'We've got to work together', so says one Anti-Slavery group in Cheshire, who have been working across denominations for five years to raise awareness of modern slavery in their area.
Five years ago, a group of Christians living in Cheshire began a journey. From different churches, and different walks of life, they didn’t have a lot in common. Except for one thing: they had heard about modern slavery, and they wanted to do something about it.
They began to pray together, earnestly asking God what their next steps should be. From their prayers and conversations there emerged a consensus – whatever they did, they needed to do it together. One group member, who has been involved in the work since the beginning, explains why:
“We felt that we had to work across all denominations and faiths and people of none because otherwise we would be cutting across each other, not using our limited resources to maximum effectiveness. Therefore we don’t see it as Church of England, Methodist, or Baptist, we see it as the corporate church on earth working on this together, across all denominations.”
After building the foundation of the group with prayer, they decided to increase their knowledge of the issue by inviting a senior member of the Salvation Army to speak to them. They then held a forum, where Major Anne Read, who runs the Salvation Army’s work on modern slavery, spoke. It was attended by people from all across the North-West and helped them to galvanise their mission. They decided to focus on awareness raising and raising money to support the victims of modern slavery.
They spoke at men’s breakfasts, women’s evenings, WI meetings, youth groups, and coffee mornings. More people began to come on board, particularly young people who took on some of the speaking engagements – building their own skills and spreading the word about modern slavery at the same time!

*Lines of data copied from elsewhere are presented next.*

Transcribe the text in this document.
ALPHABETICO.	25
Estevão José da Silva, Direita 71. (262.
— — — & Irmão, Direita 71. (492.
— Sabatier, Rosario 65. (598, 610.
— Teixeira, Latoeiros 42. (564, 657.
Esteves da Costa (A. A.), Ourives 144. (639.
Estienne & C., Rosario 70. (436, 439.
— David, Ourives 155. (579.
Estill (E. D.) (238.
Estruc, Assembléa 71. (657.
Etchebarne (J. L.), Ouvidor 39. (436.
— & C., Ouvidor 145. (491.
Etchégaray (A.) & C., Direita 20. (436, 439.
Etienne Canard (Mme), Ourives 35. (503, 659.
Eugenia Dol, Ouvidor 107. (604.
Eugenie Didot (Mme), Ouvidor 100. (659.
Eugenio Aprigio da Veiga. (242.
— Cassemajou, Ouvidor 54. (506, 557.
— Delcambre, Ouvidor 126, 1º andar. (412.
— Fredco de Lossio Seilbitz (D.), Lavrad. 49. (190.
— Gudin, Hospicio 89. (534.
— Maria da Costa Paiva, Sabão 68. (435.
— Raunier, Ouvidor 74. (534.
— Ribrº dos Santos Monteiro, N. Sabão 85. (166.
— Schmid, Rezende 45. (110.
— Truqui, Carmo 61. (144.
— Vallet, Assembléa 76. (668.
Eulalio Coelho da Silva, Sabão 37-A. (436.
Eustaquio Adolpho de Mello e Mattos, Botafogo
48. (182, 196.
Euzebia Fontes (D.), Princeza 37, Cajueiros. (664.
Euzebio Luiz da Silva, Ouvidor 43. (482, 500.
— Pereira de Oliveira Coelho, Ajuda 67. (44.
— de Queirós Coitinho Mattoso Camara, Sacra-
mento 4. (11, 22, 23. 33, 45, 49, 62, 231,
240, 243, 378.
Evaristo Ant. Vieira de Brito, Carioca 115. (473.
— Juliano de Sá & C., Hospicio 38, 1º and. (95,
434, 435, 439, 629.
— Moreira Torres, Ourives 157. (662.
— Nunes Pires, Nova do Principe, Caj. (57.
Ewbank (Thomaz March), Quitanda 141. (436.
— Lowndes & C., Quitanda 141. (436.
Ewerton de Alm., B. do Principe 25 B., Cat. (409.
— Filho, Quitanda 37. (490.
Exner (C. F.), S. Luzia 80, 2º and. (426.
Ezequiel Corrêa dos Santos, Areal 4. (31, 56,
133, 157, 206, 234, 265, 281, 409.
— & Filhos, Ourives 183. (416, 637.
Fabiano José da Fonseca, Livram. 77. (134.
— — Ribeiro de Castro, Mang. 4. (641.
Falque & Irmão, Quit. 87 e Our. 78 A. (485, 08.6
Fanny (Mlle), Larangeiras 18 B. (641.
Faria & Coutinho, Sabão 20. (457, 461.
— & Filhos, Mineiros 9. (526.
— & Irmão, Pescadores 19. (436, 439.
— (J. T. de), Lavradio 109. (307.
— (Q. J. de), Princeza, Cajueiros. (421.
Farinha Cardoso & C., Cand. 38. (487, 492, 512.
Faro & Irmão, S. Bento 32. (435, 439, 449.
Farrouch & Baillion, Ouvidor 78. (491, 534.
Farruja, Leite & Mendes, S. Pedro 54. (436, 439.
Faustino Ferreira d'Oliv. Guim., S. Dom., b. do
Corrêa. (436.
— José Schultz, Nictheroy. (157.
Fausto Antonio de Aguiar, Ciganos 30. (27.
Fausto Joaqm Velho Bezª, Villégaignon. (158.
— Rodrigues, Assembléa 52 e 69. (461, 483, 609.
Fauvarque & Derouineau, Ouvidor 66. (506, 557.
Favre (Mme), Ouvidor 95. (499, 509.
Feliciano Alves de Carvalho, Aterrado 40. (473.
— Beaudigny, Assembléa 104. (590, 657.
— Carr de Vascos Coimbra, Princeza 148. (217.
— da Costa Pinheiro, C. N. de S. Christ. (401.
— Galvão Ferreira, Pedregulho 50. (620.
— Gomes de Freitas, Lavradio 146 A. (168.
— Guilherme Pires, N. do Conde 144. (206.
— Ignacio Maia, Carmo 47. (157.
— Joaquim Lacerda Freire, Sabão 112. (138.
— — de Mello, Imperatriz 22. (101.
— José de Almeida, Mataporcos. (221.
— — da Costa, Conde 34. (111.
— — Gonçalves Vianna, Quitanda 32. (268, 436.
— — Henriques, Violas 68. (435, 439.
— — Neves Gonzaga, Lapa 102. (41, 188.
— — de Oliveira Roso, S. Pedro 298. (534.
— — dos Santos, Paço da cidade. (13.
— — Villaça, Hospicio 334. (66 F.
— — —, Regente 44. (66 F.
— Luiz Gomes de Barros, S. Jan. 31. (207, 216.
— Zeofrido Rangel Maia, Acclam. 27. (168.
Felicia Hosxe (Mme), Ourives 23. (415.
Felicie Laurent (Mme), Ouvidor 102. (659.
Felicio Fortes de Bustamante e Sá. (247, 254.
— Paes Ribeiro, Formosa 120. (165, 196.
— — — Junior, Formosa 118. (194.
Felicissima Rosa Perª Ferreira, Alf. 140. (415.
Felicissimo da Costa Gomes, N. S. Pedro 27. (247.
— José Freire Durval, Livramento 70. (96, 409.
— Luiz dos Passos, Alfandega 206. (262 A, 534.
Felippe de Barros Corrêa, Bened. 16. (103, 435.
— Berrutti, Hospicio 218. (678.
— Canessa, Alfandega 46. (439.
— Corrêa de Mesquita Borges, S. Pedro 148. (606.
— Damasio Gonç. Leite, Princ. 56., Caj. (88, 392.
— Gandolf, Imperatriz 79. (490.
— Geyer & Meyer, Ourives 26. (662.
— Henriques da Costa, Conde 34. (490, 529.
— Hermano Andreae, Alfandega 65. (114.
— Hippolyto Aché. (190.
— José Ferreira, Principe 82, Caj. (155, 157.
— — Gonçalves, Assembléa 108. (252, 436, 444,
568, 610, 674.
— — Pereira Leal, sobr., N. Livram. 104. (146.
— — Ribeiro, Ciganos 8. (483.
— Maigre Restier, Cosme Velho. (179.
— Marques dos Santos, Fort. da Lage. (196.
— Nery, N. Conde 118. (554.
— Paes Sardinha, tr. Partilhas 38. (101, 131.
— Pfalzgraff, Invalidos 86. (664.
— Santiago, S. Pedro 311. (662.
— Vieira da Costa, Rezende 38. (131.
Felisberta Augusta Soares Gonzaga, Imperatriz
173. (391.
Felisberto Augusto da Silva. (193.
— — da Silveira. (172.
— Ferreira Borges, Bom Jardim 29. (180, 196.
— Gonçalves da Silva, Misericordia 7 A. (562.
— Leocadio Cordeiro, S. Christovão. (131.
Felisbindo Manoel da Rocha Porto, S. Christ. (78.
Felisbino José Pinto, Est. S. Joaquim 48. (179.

As their volunteer base grew, as well as recognition within the area, the opportunities they were offered began to grow too. The group has been surprised at the help they have received from local people. They held a pop-up charity shop in a recently vacated shop on the high street, selling donated items to raise money for charities working with survivors, as well as raising awareness with shoppers. They couldn’t get any of the churches to cover the insurance, but incredibly the owner of the shop offered to foot the bill. They were even able to borrow tills from the shop opposite, and the shop's staff trained the volunteers in how to use them!
They see the church as part of the community and have collaborated wherever possible, going in with the Soroptomists on a tent at the County Show, where they gave out leaflets and hosted Stop the Traffik's Gift Box.
To make sure the project is sustainable, from the beginning they have always safeguarded the time and welfare of their volunteers. All the projects they do have a beginning and an end, so people know they’re not committing forever. And they try and fit round schedules as much as possible. If someone only has an hour to give in between doing their shopping and getting to work, then they will find something to fill that hour, and no more!
They advise anyone who wants to start their own Anti-Slavery group to take the time to get acquainted with what is going on in their area first. Don’t rush into intervention, but instead see who is doing what, and why. As the group leader says, “no one group is going to solve modern slavery, so we’ve all got to work together”.